| This provides some background the design of the generated headers. We |
| started out trying to generate bit fields but it evolved into the pack |
| functions because of a few limitations: |
| |
| 1) Bit fields still generate terrible code today. Even with modern |
| optimizing compilers you get multiple load+mask+store operations |
| to the same dword in memory as you set individual bits. The |
| compiler also has to generate code to mask out overflowing values |
| (for example, if you assign 200 to a 2 bit field). Our driver |
| never writes overflowing values so that's not needed. On the |
| other hand, most compiler recognize that the template struct we |
| use is a temporary variable and copy propagate the individual |
| fields and do amazing constant folding. You should take a look |
| at the code that gets generated when you compile in release mode |
| with optimizations. |
| |
| 2) For some types we need to have overlapping bit fields. For |
| example, some values are 64 byte aligned 32 bit offsets. The |
| lower 5 bits of the offset are always zero, so the hw packs in a |
| few misc bits in the lower 5 bits there.
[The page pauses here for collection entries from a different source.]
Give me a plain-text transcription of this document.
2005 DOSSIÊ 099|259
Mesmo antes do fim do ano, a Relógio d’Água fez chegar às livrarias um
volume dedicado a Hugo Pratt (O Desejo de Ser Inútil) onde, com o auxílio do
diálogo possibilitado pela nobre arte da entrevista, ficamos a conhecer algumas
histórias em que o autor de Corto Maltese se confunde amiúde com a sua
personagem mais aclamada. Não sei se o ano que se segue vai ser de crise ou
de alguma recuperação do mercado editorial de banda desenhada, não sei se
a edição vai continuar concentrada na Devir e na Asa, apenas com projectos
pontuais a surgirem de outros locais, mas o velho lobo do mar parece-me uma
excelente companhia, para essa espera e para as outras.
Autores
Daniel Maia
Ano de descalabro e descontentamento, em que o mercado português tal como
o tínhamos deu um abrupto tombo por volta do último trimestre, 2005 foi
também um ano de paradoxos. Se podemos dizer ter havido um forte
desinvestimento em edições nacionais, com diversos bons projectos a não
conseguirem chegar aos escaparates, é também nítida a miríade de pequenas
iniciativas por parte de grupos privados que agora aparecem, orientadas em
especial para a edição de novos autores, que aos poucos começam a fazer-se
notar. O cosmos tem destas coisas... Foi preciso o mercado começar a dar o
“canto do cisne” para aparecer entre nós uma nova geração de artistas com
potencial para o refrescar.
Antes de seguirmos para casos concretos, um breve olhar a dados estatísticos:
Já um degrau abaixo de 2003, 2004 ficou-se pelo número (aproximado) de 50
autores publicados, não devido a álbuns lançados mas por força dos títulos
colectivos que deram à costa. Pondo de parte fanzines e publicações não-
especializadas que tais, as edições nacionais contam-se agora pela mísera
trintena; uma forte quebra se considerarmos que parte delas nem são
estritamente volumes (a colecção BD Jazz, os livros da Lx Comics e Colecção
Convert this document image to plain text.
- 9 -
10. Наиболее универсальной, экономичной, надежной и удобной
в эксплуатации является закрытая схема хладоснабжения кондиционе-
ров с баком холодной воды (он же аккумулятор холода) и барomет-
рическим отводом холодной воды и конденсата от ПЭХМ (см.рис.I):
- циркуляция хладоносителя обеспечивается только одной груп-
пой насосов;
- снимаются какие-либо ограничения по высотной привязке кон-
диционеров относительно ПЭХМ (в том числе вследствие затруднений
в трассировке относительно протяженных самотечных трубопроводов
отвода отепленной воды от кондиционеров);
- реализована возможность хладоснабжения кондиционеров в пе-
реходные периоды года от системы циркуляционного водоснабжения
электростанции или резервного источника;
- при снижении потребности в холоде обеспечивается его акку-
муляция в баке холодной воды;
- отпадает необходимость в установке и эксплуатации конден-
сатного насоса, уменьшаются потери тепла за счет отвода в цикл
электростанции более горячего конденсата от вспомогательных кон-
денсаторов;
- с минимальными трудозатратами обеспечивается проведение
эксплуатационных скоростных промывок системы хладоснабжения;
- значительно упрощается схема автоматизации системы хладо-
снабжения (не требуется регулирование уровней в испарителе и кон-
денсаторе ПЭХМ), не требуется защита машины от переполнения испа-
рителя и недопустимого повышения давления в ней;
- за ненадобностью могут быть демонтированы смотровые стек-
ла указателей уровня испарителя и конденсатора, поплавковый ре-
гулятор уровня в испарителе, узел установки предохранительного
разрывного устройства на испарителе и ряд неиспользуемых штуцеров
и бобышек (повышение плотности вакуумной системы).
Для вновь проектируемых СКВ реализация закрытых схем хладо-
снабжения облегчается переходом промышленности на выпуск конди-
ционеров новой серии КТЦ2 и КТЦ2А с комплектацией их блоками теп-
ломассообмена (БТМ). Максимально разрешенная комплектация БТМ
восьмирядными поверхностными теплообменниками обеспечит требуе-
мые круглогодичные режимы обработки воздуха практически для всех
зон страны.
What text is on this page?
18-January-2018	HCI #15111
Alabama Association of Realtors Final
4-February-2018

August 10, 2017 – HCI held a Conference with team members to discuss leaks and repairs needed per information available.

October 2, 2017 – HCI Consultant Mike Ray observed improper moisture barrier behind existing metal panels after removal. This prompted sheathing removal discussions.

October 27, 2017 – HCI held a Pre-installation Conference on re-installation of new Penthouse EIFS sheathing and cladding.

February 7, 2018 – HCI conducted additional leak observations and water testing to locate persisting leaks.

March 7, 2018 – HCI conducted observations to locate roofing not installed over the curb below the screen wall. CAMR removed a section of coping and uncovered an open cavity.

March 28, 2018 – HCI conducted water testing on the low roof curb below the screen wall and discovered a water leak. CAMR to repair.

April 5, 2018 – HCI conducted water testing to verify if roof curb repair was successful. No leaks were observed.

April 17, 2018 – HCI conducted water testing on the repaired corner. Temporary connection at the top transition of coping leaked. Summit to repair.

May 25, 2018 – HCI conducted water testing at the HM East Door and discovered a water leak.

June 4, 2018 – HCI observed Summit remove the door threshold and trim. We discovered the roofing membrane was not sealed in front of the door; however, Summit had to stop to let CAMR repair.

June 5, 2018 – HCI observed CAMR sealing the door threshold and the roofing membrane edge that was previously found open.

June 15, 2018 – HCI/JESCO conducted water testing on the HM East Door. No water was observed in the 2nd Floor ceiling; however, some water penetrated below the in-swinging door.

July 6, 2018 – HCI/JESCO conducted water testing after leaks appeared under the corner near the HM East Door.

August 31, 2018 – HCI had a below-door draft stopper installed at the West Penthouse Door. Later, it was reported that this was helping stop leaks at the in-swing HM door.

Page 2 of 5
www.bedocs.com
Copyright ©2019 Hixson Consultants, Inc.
Other times a field can |
| be either a u32 or a float. I tried to do this with overlapping |
| anonymous unions and it became a big mess. Also, when using |
| initializers, you can only initialize one union member so this |
| just doesn't work with out approach. |
| |
| The pack functions on the other hand allows us a great deal of |
| flexibility in how we combine things. In the case of overlapping |
| fields (the u32 and float case), if we only set one of them in |
| the pack function, the compiler will recognize that the other is |
| initialized to 0 and optimize out the code to or it it. |
| |
| 3) Bit fields (and certainly overlapping anonymous unions of bit |
| fields) aren't generally stable across compilers in how they're |
| laid out and aligned. Our pack functions let us control exactly |
| how things get packed, using only simple and unambiguous bitwise |
| shifting and or'ing that works on any compiler. |
| |
| Once we have the pack function it allows us to hook in various |
| transformations and validation as we go from template struct to dwords |
| in memory: |
| |
| 1) Validation: As I said above, our driver isn't supposed to write |
| overflowing values to the fields, but we've of course had lots of |
| cases where we make mistakes and write overflowing values. With |
| the pack function, we can actually assert on that and catch it at |
| runtime. bitfields would just silently truncate. |
| |
| 2) Type conversions: some times it's just a matter of writing a |
| float to a u32, but we also convert from bool to bits, from |
| floats to fixed point integers. |
| |
| 3) Relocations: whenever we have a pointer from one buffer to |
| another (for example a pointer from the meta data for a texture |
| to the raw texture data), we have to tell the kernel about it so |
| it can adjust the pointer to point to the final location. That |
| means extra work we have to do extra work to record and annotate |
| the dword location that holds the pointer. With bit fields, we'd |
| have to call a function to do this, but with the pack function we |
| generate code in the pack function to do this for us. That's a |
| lot less error prone and less work. |